Damit alle Teile genau passen und die Ingenieure auf der Baustelle in der Ruhraue zwischen Duisburg und Mülheim bei der Endmontage keine bösen Überraschungen erleben mussten, sind die Brückenteile in Polen bereits einmal montiert und wieder demontiert worden. „Wir haben uns das Ganze vor Ort in Polen angeschaut und waren schwer beeindruckt“, berichten Catikkas und Schönfeld.

Als die gesamte Brücke in der dortigen 400 Meter langen Halle fertiggestellt war, wurde sie wieder demontiert. Wieder in die besagten 100 Einzelteilen zerlegt, wurde sie zur Stadtgrenze Duisburg-Mülheim transportiert. Die geprüften Bauteile wurden dann auf der Großbaustelle an der Ruhr endgültig zusammengefügt und mit tausenden Schweißnähten verbunden.

„Die wichtigsten Schweißnähte wurden mit Ultraschall und Röntgentechnik auf Herz und Nieren geprüft“, erläutert Mehmet Catikkas. Der 47-jährige Diplom-Bauingenieur bekommt fast leuchtende Augen, wenn er auf den „Koloss“ schaut: „Ich bin richtig stolz, dass ich hier in meiner Heimat ein solches Mammutprojekt begleiten darf.“ Er ist nämlich Duisburger und wohnt in Buchholz.

Der alte Mittelpfeiler
wird zurück gebaut

Seitlich der alten Brücke hat die Deutsche Bahn in den vergangenen Monaten auch neue Widerlager aus Beton für die neue Brücke gebaut. Für jeweils zwei Widerlager und deren Gründung wurden rund 1330 Kubikmeter Beton benötigt. Zudem wurden 200 Pfähle im Gleisbereich ins Erdreich gebohrt, teilweise bis zu acht Meter tief. Der Mittelpfeiler der alten Brücke wird nicht mehr benötigt und wird zurückgebaut. Die freigewordene Fläche des Pfeilers wird wiederhergestellt und renaturiert. Im Zuge des Neubaus der Ruhrkanalbrücke wurden sowohl die Oberleitung auf einer Länge von 500 Metern als auch das Gleis auf einer Länge von etwa 200 Metern erneuert.

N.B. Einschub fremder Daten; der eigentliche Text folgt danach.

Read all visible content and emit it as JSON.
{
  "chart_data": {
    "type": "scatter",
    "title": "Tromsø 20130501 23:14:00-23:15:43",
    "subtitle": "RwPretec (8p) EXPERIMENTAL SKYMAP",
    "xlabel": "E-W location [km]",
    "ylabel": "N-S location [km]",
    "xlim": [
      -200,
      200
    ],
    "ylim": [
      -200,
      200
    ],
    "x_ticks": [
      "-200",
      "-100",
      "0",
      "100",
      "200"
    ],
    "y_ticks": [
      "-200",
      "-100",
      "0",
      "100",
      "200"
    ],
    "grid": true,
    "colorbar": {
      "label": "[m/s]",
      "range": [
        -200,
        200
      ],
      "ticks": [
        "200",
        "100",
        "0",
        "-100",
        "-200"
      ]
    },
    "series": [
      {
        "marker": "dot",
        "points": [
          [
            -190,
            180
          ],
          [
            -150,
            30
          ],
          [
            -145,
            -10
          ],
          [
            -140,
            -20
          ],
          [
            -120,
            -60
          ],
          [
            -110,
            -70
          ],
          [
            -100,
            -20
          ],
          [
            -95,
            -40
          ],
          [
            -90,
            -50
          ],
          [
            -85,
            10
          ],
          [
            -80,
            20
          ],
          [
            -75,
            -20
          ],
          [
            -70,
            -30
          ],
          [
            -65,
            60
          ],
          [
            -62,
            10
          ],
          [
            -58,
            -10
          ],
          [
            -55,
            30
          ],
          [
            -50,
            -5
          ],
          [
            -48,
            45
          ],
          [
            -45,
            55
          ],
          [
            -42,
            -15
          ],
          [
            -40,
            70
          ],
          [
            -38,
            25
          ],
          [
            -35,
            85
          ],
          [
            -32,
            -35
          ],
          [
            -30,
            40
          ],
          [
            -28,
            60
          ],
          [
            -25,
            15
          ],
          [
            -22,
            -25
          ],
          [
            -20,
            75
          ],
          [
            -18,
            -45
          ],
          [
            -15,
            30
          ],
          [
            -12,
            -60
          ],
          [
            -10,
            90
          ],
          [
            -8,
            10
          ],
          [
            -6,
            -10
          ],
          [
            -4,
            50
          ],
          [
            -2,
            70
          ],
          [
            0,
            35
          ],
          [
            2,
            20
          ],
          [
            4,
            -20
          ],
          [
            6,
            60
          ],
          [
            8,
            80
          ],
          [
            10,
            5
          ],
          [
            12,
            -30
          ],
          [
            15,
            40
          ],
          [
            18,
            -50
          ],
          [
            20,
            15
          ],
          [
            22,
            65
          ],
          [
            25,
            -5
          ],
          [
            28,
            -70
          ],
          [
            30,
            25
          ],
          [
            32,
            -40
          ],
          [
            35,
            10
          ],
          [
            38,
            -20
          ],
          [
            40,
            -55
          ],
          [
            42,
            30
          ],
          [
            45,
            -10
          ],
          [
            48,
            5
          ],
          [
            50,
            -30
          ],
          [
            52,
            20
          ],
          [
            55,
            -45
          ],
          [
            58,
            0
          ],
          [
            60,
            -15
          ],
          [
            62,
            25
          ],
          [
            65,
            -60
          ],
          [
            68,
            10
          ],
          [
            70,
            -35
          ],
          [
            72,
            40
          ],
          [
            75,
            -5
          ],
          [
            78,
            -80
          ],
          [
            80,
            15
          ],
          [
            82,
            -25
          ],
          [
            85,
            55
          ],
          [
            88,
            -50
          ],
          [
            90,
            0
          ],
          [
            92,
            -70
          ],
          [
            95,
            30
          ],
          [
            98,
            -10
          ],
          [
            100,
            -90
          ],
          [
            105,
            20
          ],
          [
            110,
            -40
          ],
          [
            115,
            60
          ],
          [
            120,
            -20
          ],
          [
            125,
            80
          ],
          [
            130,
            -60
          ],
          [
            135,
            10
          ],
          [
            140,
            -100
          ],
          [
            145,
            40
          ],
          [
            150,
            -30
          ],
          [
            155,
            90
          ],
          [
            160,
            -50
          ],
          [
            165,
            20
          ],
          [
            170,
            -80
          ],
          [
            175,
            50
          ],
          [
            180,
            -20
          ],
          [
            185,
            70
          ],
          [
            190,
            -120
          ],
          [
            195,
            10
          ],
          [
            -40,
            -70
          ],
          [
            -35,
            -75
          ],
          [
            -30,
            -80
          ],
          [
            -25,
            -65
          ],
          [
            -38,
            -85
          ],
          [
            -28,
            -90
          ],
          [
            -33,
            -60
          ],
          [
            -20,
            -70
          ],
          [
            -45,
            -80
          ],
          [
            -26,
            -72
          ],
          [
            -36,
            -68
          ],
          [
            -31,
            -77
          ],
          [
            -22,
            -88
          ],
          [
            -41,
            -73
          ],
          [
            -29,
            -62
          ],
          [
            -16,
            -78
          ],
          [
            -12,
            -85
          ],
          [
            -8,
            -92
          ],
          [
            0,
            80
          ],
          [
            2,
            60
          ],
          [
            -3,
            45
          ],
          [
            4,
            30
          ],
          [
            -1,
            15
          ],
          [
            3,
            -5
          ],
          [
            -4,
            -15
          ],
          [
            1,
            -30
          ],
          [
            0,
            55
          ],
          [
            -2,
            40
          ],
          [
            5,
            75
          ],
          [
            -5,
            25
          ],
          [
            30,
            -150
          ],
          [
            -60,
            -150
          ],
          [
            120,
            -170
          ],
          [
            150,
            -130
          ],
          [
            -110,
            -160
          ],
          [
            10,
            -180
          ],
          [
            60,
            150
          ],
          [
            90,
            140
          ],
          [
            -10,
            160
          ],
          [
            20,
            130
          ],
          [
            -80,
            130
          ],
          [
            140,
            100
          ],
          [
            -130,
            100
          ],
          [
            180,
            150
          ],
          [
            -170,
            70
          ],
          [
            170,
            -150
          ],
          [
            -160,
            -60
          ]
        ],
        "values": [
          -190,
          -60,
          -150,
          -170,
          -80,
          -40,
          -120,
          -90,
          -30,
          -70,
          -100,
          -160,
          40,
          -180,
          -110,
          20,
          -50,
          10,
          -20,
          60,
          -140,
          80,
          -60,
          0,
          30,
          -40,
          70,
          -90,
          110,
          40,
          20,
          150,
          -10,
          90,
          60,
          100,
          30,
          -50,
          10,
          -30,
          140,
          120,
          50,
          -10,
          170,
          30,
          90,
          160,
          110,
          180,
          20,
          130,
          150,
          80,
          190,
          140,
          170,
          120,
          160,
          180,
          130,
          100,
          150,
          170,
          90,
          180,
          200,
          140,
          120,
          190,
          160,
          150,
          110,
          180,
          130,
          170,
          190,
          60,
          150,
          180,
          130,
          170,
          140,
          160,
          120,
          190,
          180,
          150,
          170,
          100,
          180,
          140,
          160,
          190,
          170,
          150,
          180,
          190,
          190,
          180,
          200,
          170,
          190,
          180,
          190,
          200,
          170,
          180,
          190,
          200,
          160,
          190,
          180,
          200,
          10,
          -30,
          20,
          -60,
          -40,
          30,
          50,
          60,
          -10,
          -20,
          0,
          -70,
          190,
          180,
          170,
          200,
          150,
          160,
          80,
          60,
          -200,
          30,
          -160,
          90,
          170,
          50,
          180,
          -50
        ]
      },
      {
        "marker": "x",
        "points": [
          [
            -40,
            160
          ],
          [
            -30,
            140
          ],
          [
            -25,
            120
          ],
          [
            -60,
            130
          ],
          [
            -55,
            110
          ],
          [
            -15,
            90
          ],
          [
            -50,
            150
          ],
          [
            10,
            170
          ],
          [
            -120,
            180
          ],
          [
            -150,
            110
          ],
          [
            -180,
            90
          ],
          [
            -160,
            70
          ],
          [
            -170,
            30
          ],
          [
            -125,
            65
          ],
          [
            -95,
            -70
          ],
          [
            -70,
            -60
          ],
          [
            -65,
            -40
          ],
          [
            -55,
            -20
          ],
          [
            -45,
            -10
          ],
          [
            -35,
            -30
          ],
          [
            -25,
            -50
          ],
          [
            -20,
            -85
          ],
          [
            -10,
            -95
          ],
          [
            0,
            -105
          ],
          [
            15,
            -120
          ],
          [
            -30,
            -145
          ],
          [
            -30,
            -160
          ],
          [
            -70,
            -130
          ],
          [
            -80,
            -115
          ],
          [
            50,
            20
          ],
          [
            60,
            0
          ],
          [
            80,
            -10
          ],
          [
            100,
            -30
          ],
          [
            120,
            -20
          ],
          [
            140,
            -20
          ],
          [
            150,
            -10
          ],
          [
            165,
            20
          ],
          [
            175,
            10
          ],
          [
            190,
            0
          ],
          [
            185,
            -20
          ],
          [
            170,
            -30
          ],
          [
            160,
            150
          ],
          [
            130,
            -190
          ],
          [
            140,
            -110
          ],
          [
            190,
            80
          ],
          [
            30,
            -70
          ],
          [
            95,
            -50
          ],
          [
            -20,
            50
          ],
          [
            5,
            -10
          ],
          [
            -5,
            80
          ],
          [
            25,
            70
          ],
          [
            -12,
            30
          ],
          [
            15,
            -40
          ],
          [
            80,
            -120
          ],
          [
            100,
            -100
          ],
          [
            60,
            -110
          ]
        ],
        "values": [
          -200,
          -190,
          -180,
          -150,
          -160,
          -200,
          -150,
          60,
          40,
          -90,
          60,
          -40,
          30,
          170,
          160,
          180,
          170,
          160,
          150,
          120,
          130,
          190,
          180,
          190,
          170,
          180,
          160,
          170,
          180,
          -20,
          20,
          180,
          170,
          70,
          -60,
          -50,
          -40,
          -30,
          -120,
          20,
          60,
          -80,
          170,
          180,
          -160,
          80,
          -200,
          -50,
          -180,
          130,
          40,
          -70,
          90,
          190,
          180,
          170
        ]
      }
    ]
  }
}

Die neue Eisenbahnbrücke soll auf jeden Fall die nächsten hundert Jahre in Betrieb sein. Die alte Ruhrkanalbrücke hatte es mit dem ursprünglichen Baujahr 1911 immerhin auf 108 Jahre gebracht. Der Stahl für die neue Brücke wurde im Hinblick auf eine lange Haltbarkeitszeit deshalb besonders behandelt. Die Beschichtung besteht aus vier Lagen, von denen drei bereits im Werk aufgetragen wurden. Die Deckschicht wird jetzt bis zur engültigen Freigabe für den Bahnverkehr am frühen Montagmorgen direkt vor Ort aufgebracht. Zu Spitzenzeiten haben übrigens auf der riesigen Baustelle bis zu 50 Bauarbeiter gearbeitet, die jetzt die „Endphase“ einläuten.

Noch weitere
neue Brücken

In den nächsten drei bis fünf Jahren werden noch zwei weitere in der Nähe liegende Brückenbauwerke erneuert, die aber längst nicht die Ausmaße des jetzigen Projekts haben. „Wir sind bestens gewappnet“, lachte der Projektleiter.